Try SQL right now β no install needed
You don't need to install anything to practice SQL today.
- db-fiddle.com β choose PostgreSQL or MySQL, paste a schema and queries, run them instantly in the browser
- SQLiteOnline.com β SQLite in the browser; good for table creation and basic queries
Try pasting the CREATE TABLE and INSERT examples above and running a few SELECT queries.
Hosted databases for side projects
When you're ready to deploy, you don't need to manage a database server yourself. These services offer free tiers that are good for learning and small projects:
- Supabase β hosted PostgreSQL with a generous free tier, plus built-in auth and storage
- Neon β serverless PostgreSQL; scales to zero when not in use (great for projects that get infrequent traffic)
- PlanetScale β MySQL-compatible, built for high-scale apps
For most beginners, Supabase is the easiest starting point β you get a real PostgreSQL database, a visual table editor, and auth out of the box.

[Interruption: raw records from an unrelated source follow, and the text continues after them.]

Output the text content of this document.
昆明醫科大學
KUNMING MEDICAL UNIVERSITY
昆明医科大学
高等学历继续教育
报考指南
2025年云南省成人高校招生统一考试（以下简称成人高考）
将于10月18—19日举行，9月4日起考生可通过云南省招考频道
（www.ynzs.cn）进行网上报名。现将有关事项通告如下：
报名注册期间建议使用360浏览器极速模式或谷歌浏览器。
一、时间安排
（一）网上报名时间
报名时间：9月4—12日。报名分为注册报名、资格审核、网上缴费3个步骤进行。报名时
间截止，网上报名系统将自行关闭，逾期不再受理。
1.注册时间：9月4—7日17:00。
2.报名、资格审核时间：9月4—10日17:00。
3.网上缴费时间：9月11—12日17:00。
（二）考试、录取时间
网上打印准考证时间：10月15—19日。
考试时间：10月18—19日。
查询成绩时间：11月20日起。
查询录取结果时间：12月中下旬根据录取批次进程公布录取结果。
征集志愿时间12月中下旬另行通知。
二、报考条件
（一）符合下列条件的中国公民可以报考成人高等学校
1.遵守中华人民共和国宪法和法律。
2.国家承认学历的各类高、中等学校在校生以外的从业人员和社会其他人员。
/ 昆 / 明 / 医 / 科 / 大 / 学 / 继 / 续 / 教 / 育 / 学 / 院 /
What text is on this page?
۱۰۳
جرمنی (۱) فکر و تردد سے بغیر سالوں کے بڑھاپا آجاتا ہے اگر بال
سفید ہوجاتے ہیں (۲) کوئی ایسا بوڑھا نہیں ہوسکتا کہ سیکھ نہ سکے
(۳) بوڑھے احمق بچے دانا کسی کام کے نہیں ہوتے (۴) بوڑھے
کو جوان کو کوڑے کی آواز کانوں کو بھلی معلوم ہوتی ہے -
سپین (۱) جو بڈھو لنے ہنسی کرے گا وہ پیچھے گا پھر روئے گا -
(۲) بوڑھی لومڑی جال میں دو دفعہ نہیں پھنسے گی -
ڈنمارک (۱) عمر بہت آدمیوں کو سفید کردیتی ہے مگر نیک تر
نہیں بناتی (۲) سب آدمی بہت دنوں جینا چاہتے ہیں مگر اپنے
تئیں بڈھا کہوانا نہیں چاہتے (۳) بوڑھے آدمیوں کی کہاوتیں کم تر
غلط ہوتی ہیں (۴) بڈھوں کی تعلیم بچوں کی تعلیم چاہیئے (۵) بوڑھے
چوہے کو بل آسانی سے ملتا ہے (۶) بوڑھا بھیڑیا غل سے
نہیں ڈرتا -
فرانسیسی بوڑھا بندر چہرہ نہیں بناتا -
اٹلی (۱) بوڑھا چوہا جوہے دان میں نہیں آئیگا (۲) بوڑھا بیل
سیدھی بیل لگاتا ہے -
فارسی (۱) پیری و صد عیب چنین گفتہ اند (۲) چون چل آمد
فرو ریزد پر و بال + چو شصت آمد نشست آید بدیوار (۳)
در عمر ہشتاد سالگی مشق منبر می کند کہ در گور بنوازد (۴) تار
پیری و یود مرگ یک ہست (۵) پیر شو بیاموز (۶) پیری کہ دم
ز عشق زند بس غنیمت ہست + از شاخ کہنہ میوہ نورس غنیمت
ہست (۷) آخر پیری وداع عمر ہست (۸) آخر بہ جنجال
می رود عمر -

When you don't need a database
Not every project needs a database. Consider a simpler alternative when:
- Your site is static β a blog or marketing site where content changes rarely. Markdown files (like those used by this blog) or a JSON file are plenty.
- You have one user β a personal tool only you use doesn't need concurrency control.
- Your data is configuration β environment variables or a
.envfile beat a database for config values. - You're prototyping β during the first hours of a project, start with a JSON file. Swap in a database once you know what data you actually need to store.